Andy Bakun wrote:

On Thu, 2004-02-19 at 08:24, Alex Greg wrote:



I have a select query which is selecting all records in a table (which has
around 8,000,000 rows in). "time" is a field of type "time". Should I be using
<= and >= or BETWEEN to find records in a certain range? Which does MySQL
optimise for?



I can not speak to specifics in the code, but I have 150 million row InnoDB table that has an int field that stores a unix_timestamp() and I've gotten slightly better performance using BETWEEN rather than AND, but this is largely anecdotal, as I don't have hard numbers. Your best bet would be to test performance yourself. Be sure you are using an index on that column in your query (verify that with explain) -- using an index will make the most difference, of course.

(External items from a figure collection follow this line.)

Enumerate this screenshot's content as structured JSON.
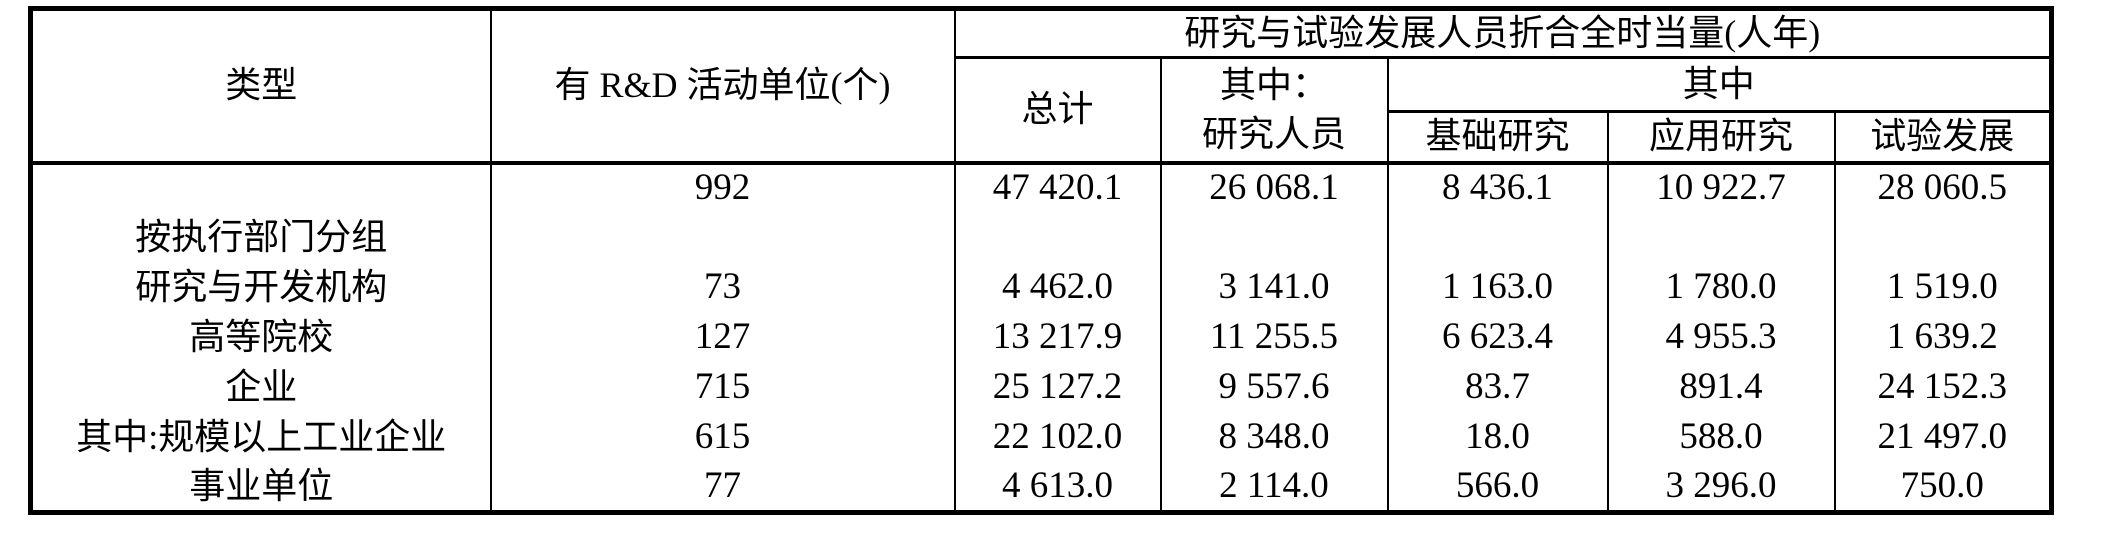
{
  "table": {
    "headers": {
      "type": "类型",
      "rd_units": "有 R&D 活动单位(个)",
      "fte_group": "研究与试验发展人员折合全时当量(人年)",
      "total": "总计",
      "of_which_researchers_line1": "其中：",
      "of_which_researchers_line2": "研究人员",
      "of_which": "其中",
      "basic_research": "基础研究",
      "applied_research": "应用研究",
      "experimental_development": "试验发展"
    },
    "rows": [
      {
        "label": "",
        "cells": [
          "992",
          "47 420.1",
          "26 068.1",
          "8 436.1",
          "10 922.7",
          "28 060.5"
        ]
      },
      {
        "label": "按执行部门分组",
        "cells": [
          "",
          "",
          "",
          "",
          "",
          ""
        ]
      },
      {
        "label": "研究与开发机构",
        "cells": [
          "73",
          "4 462.0",
          "3 141.0",
          "1 163.0",
          "1 780.0",
          "1 519.0"
        ]
      },
      {
        "label": "高等院校",
        "cells": [
          "127",
          "13 217.9",
          "11 255.5",
          "6 623.4",
          "4 955.3",
          "1 639.2"
        ]
      },
      {
        "label": "企业",
        "cells": [
          "715",
          "25 127.2",
          "9 557.6",
          "83.7",
          "891.4",
          "24 152.3"
        ]
      },
      {
        "label": "其中:规模以上工业企业",
        "cells": [
          "615",
          "22 102.0",
          "8 348.0",
          "18.0",
          "588.0",
          "21 497.0"
        ]
      },
      {
        "label": "事业单位",
        "cells": [
          "77",
          "4 613.0",
          "2 114.0",
          "566.0",
          "3 296.0",
          "750.0"
        ]
      }
    ]
  }
}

As BETWEEN is equivalent to the AND form anyway, I think the performance difference could be simply due to the smaller amount of parsing involved and simpler optimiser path. If you think about it, and AND statement can join predicates about different columns that could be in different tables (or even databases). The BETWEEN form says that both constraints are on the same column, and says so in a manner that's easier to deal with, for example:

SELECT * FROM table WHERE col1 >= 25 AND col2 < 38 AND col1 <= 1000;

Just the fact that the end-points on your col1 index are decied at two different points of the query will have some small impact on performance.

I'm betting that prepared statement and stored procedure versions would have basically identical performance regardless of the form used though.